Catherine Breillat : "L'aristocratie permet l'épure des sentiments"

Son style et sa filmographie se sont érigés "contre" et "dans la transgression". L'auteur de Romance et A ma soeur ! ne fait pas "de jolis petits films" et n'est pas "réaliste" : " Je me considère comme un peintre, dit-elle. J’ai toujours inventé mes couleurs et choisi mes pigments moi-même." Avec Une vieille maîtresse, elle adapte Barbey d'Aurevilly en entant, dit-elle, dans une nouvelle ère, celle de la "paix" et de la "liberté".

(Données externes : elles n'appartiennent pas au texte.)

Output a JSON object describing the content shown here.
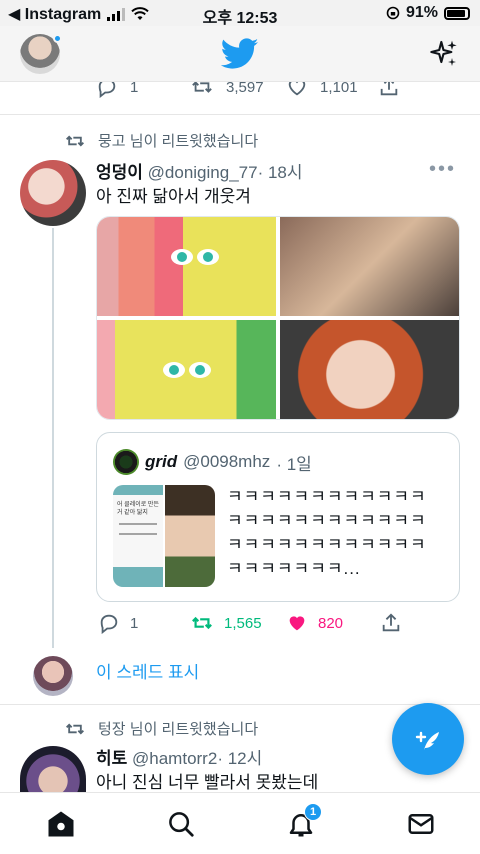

« À l’époque où j’ai rencontré Jean-François Lepetit, mon producteur, j’avais déjà depuis longtemps le projet de réaliser Une vieille maîtresse. Pourtant, à chaque fois que l’on se rencontrait, je lui donnais un autre scénario pour un autre film. Ce fut ainsi jusqu’à Anatomie de l'enfer, que j’ai toujours considéré comme la fin d’un cycle au bout duquel je devais aller pour pouvoir passer à autre chose. Mais, ainsi que le dit Jean-François, sans ce film, je n’aurais jamais pu réaliser Une vieille maîtresse. Il y a un trajet entre les deux.»

J’ai toujours dit que si j’avais vécu dans un autre siècle, j’aurais sans doute été Jules Barbey d’Aurevilly, l’auteur du roman dont est tiré mon film. Dans ses ouvrages, il faut trouver la quintessence et le sens caché que lui imposait une censure qui le contraignait à louvoyer.

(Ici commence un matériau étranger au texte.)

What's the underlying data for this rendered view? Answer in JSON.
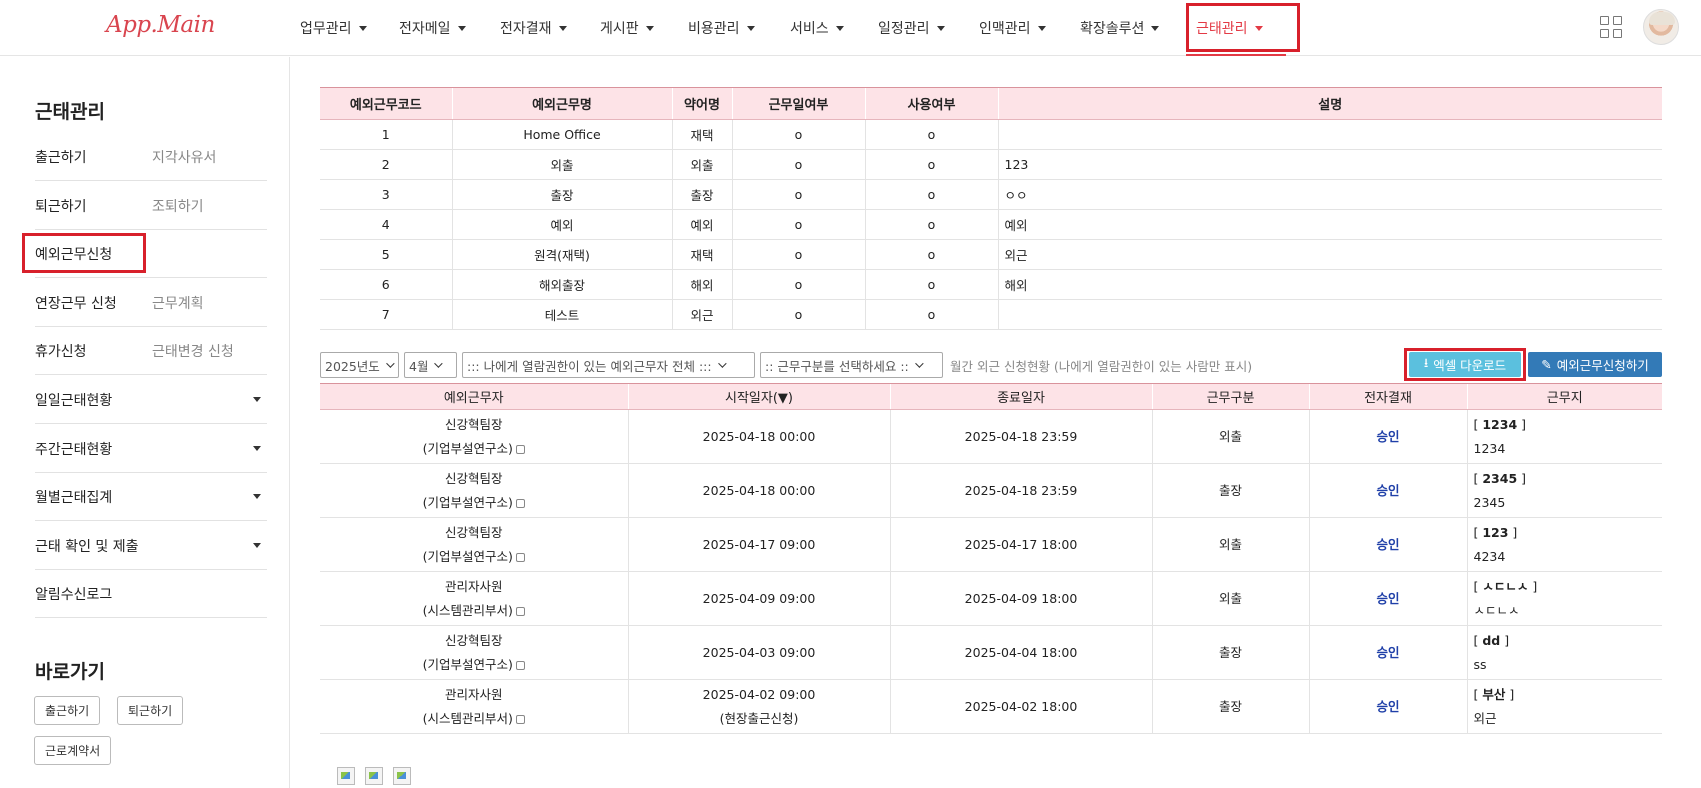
{
  "header": {
    "logo": "App.Main",
    "nav": [
      {
        "label": "업무관리"
      },
      {
        "label": "전자메일"
      },
      {
        "label": "전자결재"
      },
      {
        "label": "게시판"
      },
      {
        "label": "비용관리"
      },
      {
        "label": "서비스"
      },
      {
        "label": "일정관리"
      },
      {
        "label": "인맥관리"
      },
      {
        "label": "확장솔루션"
      },
      {
        "label": "근태관리",
        "active": true
      }
    ]
  },
  "sidebar": {
    "title": "근태관리",
    "rows": [
      {
        "main": "출근하기",
        "sub": "지각사유서"
      },
      {
        "main": "퇴근하기",
        "sub": "조퇴하기"
      },
      {
        "main": "예외근무신청",
        "sub": ""
      },
      {
        "main": "연장근무 신청",
        "sub": "근무계획"
      },
      {
        "main": "휴가신청",
        "sub": "근태변경 신청"
      },
      {
        "main": "일일근태현황",
        "sub": ""
      },
      {
        "main": "주간근태현황",
        "sub": ""
      },
      {
        "main": "월별근태집계",
        "sub": ""
      },
      {
        "main": "근태 확인 및 제출",
        "sub": ""
      },
      {
        "main": "알림수신로그",
        "sub": ""
      }
    ],
    "shortcut_title": "바로가기",
    "shortcuts": [
      "출근하기",
      "퇴근하기",
      "근로계약서"
    ]
  },
  "code_table": {
    "headers": [
      "예외근무코드",
      "예외근무명",
      "약어명",
      "근무일여부",
      "사용여부",
      "설명"
    ],
    "rows": [
      [
        "1",
        "Home Office",
        "재택",
        "o",
        "o",
        ""
      ],
      [
        "2",
        "외출",
        "외출",
        "o",
        "o",
        "123"
      ],
      [
        "3",
        "출장",
        "출장",
        "o",
        "o",
        "ㅇㅇ"
      ],
      [
        "4",
        "예외",
        "예외",
        "o",
        "o",
        "예외"
      ],
      [
        "5",
        "원격(재택)",
        "재택",
        "o",
        "o",
        "외근"
      ],
      [
        "6",
        "해외출장",
        "해외",
        "o",
        "o",
        "해외"
      ],
      [
        "7",
        "테스트",
        "외근",
        "o",
        "o",
        ""
      ]
    ]
  },
  "filters": {
    "year": "2025년도",
    "month": "4월",
    "person": "::: 나에게 열람권한이 있는 예외근무자 전체 :::",
    "work_type": ":: 근무구분를 선택하세요 ::",
    "note": "월간 외근 신청현황 (나에게 열람권한이 있는 사람만 표시)",
    "excel_label": "엑셀 다운로드",
    "apply_label": "예외근무신청하기"
  },
  "request_table": {
    "headers": [
      "예외근무자",
      "시작일자(▼)",
      "종료일자",
      "근무구분",
      "전자결재",
      "근무지"
    ],
    "rows": [
      {
        "name": "신강혁팀장",
        "dept": "(기업부설연구소)",
        "start": "2025-04-18 00:00",
        "start_note": "",
        "end": "2025-04-18 23:59",
        "type": "외출",
        "approval": "승인",
        "place_code": "1234",
        "place": "1234"
      },
      {
        "name": "신강혁팀장",
        "dept": "(기업부설연구소)",
        "start": "2025-04-18 00:00",
        "start_note": "",
        "end": "2025-04-18 23:59",
        "type": "출장",
        "approval": "승인",
        "place_code": "2345",
        "place": "2345"
      },
      {
        "name": "신강혁팀장",
        "dept": "(기업부설연구소)",
        "start": "2025-04-17 09:00",
        "start_note": "",
        "end": "2025-04-17 18:00",
        "type": "외출",
        "approval": "승인",
        "place_code": "123",
        "place": "4234"
      },
      {
        "name": "관리자사원",
        "dept": "(시스템관리부서)",
        "start": "2025-04-09 09:00",
        "start_note": "",
        "end": "2025-04-09 18:00",
        "type": "외출",
        "approval": "승인",
        "place_code": "ㅅㄷㄴㅅ",
        "place": "ㅅㄷㄴㅅ"
      },
      {
        "name": "신강혁팀장",
        "dept": "(기업부설연구소)",
        "start": "2025-04-03 09:00",
        "start_note": "",
        "end": "2025-04-04 18:00",
        "type": "출장",
        "approval": "승인",
        "place_code": "dd",
        "place": "ss"
      },
      {
        "name": "관리자사원",
        "dept": "(시스템관리부서)",
        "start": "2025-04-02 09:00",
        "start_note": "(현장출근신청)",
        "end": "2025-04-02 18:00",
        "type": "출장",
        "approval": "승인",
        "place_code": "부산",
        "place": "외근"
      }
    ]
  },
  "colors": {
    "brand": "#d9454f",
    "active_nav": "#e33a45",
    "header_bg": "#fde3e7",
    "highlight": "#d8202b",
    "approve": "#1f3fa8",
    "excel_btn": "#5bc0de",
    "apply_btn": "#337ab7"
  }
}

C’est Anémone qui m’a fait découvrir son roman. Elle souhaitait alors jouer la Vellini. J’ai aimé le dandysme, le dernier cri de l’aristocratie. Comme la marquise de Flers, je suis furieusement dix-huitième. Ce dix-huitième qui avait plus d’élégance, plus de liberté d’esprit que le dix-neuvième qui a vu l’arrivée au pouvoir de la bourgeoisie, avec son étroitesse d’esprit et ses principes moraux abominablement rétrécis. Le film oppose cette morale à la puissance des sentiments qui dépasse toutes les conventions. J’ai aussi aimé ces personnages très androgynes. Ryno est à la fois le plus grand des séducteurs, une sorte de Valmont - mais il a aussi, comme les dandys, quelque chose de profondément féminin. J’ai toujours rêvé de Michel-Ange, du Portrait d’un jeune homme de Lorenzo Lotto - qui figure d’ailleurs dans le film - ces hommes fulgurants de beauté, qui ont une beauté féminine, sans pour autant être efféminés.

Cette histoire ne pouvait se dérouler que dans un milieu aristocratique. Quand on lutte pour sa survie, quand on se débat pour nourrir ses enfants ou trouver un toit, on n’a pas le loisir d’être romantique. On n’a pas le temps d’être dans le ressenti et la pureté. Les sentiments ne peuvent s’exprimer qu’au-delà d’un certain confort de vie qui évite d’être happé par le réalisme. C’est ce qui me fascine dans les grands sentiments des grands auteurs : ils sont toujours exprimés dans l’idéalisme. L’aristocratie permet l’épure des sentiments.

Il y a dix ans, j’avais surligné les passages essentiels du roman et dicté le substrat du scénario en quatre jours. Il ne s’agissait pas d’adapter, mais de me l’approprier. J’ai pris des libertés incroyables avec l’histoire. Le scénario a évidemment mûri en moi durant toutes ces années et je l’ai encore remanié.

C’est mon film le plus accessible, et pourtant je garde toute mon intégrité. Contrairement à mon habitude, ce film ne transgresse aucun interdit. J’étais allée au bout de quelque chose, il était temps de revenir à l’essence de la vie, au plaisir, au romantisme et à la passion. Mais le romantisme est sombre. C’est aussi pour cela que je voulais réaliser ce film, pour son romantisme, cette passion qui brûle, ces douleurs effroyables, mais sans aucune perversité dans les sentiments. Le coeur du film parle d’un idéal qui bascule dans le désastre dès qu’il est atteint.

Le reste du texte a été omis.